正確には酒母を作るときに速醸では乳酸を添加してたのを、白麹だとクエン酸で強酸環境になるから乳酸いらねえじゃんと、そんな製法だったと理解しています。
ビオ的な意味合いで使っているところもあれば、味わい的に、あるいは効率的に使ってるとこもあるのかな。

スペックは山田錦60の本醸造、酵母は7号。
見たところ全量伊賀山田錦っぽくてそれも良いっすね。





ふむ。
スッと酸味は感じますが、そこまでクエン酸全開でもなく、嫌らしさは無いと思います。

少しブドウや、柑橘、バナナが少しいい具合に作用してるのか確かに少しライチのような雰囲気を漂わせつつ、スカッと抜けのいい酸味。
ただ自然なとろみや、生酒っぽい芳醇さから穏やかに甘みや旨味を馴染ませて、だた酸っぱくつくりましたってだけでもないのが良いですね。
本醸造(=アル添)っぽく軽めのシャキッとしたドライな旨味感も出して、少しほろ苦さも感じさせながらのフィニッシュ。


これは結構すき。
俺の好みではないだろうけどMK-1の商品とかもあるみたいだし、そっちは人気出るかもね。
と思ったらSAKE COMPETITION 2019にてSILVER受賞だそうでその辺は流石っすね、あれ基本はせがわ銘柄の提灯なんだけどガチなのも入ってるからなあ。

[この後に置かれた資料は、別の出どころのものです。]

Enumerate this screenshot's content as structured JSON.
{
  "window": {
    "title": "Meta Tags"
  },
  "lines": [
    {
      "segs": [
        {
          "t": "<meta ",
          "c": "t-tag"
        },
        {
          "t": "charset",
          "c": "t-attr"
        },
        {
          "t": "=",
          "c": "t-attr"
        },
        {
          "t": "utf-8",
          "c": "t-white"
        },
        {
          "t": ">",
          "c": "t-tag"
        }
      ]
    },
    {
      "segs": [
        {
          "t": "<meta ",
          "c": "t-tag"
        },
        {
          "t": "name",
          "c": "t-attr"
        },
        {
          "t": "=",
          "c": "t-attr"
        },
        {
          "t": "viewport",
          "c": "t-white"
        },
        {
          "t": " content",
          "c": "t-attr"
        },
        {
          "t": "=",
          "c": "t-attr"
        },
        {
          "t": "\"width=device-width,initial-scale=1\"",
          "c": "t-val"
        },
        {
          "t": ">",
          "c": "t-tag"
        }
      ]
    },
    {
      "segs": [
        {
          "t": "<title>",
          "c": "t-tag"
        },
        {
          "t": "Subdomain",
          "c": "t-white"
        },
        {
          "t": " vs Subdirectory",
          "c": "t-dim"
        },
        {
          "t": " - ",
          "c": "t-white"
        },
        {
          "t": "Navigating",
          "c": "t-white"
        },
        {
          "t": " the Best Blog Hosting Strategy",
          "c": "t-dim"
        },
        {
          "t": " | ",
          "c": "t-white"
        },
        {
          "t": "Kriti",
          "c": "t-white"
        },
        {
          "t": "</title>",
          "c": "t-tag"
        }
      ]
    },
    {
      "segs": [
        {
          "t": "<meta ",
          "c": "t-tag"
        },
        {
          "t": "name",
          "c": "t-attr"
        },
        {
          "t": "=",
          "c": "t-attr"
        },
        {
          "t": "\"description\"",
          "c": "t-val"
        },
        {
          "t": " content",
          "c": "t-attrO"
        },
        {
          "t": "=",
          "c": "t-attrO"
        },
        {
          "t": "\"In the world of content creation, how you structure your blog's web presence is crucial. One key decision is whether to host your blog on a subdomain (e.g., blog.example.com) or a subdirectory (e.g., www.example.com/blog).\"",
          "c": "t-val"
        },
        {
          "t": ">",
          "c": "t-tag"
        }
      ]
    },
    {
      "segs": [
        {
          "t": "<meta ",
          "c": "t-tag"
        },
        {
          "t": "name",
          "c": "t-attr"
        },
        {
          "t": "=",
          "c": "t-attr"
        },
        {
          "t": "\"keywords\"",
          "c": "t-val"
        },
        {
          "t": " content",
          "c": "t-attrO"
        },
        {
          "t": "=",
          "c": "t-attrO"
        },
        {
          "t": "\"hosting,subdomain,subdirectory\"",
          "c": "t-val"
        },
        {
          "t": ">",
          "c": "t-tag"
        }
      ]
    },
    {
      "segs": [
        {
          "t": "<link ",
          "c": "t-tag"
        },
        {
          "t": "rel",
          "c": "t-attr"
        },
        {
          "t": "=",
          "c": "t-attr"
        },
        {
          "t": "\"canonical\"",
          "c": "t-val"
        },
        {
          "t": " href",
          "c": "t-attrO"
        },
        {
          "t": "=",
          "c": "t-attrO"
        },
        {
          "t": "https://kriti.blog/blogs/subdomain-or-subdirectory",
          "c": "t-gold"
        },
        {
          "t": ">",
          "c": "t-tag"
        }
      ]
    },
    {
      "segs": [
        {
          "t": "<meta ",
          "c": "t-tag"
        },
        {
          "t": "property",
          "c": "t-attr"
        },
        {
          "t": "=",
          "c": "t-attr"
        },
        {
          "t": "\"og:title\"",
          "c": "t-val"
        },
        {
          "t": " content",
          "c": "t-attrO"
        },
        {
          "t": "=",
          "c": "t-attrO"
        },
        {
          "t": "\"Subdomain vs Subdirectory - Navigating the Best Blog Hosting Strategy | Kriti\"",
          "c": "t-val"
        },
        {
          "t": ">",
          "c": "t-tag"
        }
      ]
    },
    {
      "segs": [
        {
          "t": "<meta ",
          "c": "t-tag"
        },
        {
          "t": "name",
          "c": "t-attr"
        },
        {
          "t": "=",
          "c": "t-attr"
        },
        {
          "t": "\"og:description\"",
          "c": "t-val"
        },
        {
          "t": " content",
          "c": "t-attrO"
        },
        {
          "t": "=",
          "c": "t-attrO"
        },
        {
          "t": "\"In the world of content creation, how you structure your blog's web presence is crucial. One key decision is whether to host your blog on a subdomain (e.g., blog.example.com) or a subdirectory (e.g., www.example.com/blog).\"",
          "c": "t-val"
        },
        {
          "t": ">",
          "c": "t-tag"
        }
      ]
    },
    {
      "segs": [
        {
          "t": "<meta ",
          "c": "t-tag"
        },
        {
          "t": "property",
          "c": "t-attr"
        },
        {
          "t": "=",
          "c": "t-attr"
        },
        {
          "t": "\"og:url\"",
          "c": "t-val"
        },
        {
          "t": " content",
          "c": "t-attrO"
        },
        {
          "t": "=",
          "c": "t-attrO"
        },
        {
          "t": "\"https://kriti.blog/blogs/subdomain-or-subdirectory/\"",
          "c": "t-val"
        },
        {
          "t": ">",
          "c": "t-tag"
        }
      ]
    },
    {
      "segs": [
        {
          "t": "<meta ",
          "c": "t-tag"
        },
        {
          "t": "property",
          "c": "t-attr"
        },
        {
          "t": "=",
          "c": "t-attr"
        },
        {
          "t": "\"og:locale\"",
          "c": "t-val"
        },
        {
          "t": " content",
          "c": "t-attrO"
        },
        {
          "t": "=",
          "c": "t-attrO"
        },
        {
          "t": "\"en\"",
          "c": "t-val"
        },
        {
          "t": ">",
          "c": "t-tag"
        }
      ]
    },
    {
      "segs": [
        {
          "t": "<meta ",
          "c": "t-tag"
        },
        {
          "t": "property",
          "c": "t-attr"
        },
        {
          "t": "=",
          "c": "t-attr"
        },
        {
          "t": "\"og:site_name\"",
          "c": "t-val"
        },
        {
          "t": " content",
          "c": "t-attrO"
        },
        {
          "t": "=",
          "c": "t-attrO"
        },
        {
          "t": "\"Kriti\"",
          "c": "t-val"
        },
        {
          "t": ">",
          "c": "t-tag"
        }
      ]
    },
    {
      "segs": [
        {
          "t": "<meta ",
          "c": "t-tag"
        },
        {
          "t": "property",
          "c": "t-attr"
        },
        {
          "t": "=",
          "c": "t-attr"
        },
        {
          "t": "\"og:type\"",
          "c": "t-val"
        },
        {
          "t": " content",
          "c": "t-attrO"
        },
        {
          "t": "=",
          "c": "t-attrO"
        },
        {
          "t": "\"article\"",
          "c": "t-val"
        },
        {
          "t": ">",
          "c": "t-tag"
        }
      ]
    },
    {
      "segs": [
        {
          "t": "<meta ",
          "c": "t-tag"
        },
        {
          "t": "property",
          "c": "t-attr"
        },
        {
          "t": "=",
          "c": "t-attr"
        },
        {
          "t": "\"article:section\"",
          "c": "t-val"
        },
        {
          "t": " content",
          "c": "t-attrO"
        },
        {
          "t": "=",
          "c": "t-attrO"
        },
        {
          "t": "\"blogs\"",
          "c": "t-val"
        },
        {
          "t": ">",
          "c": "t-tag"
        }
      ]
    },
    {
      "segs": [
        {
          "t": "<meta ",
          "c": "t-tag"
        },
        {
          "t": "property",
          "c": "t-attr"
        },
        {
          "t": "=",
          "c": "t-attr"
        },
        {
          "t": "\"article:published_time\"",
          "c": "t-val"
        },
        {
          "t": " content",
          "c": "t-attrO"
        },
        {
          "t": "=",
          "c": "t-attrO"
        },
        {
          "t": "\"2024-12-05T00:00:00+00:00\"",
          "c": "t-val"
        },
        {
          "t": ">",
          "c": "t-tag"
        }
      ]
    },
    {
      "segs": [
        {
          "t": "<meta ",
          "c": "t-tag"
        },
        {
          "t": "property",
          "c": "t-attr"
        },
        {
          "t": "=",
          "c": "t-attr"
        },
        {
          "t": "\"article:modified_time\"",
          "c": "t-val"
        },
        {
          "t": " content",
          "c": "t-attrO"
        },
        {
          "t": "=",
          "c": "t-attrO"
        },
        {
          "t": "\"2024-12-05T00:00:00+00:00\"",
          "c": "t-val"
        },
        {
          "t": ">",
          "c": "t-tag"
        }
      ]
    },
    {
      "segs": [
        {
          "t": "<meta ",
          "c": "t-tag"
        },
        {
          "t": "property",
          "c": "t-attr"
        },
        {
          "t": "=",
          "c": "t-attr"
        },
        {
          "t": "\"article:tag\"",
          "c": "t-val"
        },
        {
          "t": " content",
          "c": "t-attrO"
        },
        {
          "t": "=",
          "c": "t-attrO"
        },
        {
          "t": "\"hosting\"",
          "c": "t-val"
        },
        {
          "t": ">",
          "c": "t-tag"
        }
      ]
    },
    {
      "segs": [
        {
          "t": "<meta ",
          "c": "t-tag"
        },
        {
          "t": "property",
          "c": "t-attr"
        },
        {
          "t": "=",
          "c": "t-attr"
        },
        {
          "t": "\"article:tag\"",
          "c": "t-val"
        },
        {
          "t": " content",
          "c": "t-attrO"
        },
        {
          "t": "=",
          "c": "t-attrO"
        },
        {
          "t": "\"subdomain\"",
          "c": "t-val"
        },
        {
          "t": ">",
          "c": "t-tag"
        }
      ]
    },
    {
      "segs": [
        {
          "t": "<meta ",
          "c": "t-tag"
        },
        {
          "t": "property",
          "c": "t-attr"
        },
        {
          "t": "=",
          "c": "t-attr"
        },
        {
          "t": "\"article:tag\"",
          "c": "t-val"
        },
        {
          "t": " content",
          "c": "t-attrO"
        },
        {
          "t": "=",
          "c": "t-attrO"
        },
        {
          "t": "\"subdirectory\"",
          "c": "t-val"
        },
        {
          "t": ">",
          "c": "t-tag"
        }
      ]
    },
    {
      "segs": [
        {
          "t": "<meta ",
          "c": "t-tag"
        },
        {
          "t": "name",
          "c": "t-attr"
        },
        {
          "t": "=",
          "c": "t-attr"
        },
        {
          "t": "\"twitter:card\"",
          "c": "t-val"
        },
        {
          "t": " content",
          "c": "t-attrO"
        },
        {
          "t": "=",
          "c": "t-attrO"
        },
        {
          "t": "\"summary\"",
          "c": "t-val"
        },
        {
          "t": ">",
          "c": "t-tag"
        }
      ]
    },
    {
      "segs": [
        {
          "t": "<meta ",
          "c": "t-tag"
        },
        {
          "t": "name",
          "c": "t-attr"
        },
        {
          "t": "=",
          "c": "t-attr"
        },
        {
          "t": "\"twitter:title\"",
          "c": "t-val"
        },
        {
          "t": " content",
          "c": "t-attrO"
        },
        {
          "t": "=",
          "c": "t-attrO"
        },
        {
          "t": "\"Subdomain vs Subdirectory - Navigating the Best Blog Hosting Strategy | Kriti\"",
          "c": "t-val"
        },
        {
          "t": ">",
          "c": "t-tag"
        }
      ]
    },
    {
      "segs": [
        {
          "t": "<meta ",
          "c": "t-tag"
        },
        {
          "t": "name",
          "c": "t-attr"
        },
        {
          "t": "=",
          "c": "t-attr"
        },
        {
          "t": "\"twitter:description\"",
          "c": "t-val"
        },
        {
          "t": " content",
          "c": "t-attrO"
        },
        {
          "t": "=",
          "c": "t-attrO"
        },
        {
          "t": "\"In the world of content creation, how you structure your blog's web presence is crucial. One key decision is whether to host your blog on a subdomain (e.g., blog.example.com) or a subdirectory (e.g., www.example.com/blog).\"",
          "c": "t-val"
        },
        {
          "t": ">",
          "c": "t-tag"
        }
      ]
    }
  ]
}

一呼吸置くと、甘さもかなりはっきり感じブドウ系の香味となじみが良いのと、それなりにエキスっぽさもある。
そこにスッとした酸味、アル添的な旨味などは調和がとれていて、バランス感覚は良し。
ややライトボディなんだけど適度に生の芳醇さやとろみ、円さを感じるのもよくて逆に乳酸っぽさなんかも感じる。
酒母のところで出たクエン酸はあれど、その後の段仕込みのとこでは黄麹できちんとそこでバランス取れれば大丈夫ということなんでしょう。
最近でいうと、本金のすっぴん太一なんかをわかってくれる人なら気に入るんじゃないかなあ。
終盤に感じるほろ苦みも軽やかで気持ちよい。


これはリピートありかな。
他のものも飲んでみたいと思いました。
ただ7号本醸造でそれなりにウケのよさも感じるので、これ以上はいらないかな。
やり過ぎちゃうと僕の好みからは外れそうなので、その辺がどうかな。
けっこう味のってるので、火入れをちゃんとできるなら火入れをさっぱりやるのが楽しいかもな。

エキスっぽい甘みに爽やかさな酸味、軽やかなドライテイストの旨味感。
それらが蕩けるようにまとまって、これは良いなと思います。
余韻も残り過ぎないのがいい。


2日目。
ふむ。
やはりやや甘いか?
少しもちゃっともち米風になりそうなくらい甘さも出ていそうで、軽めのボディと酸味で爽やかさをという感じ。
またシュパッと細かくパウダリーな感じでのキレというかミネラルっぽさもあるのか。
少し昨日よりは崩れていそうな感じではあるのだが、要所要所では光るところがある。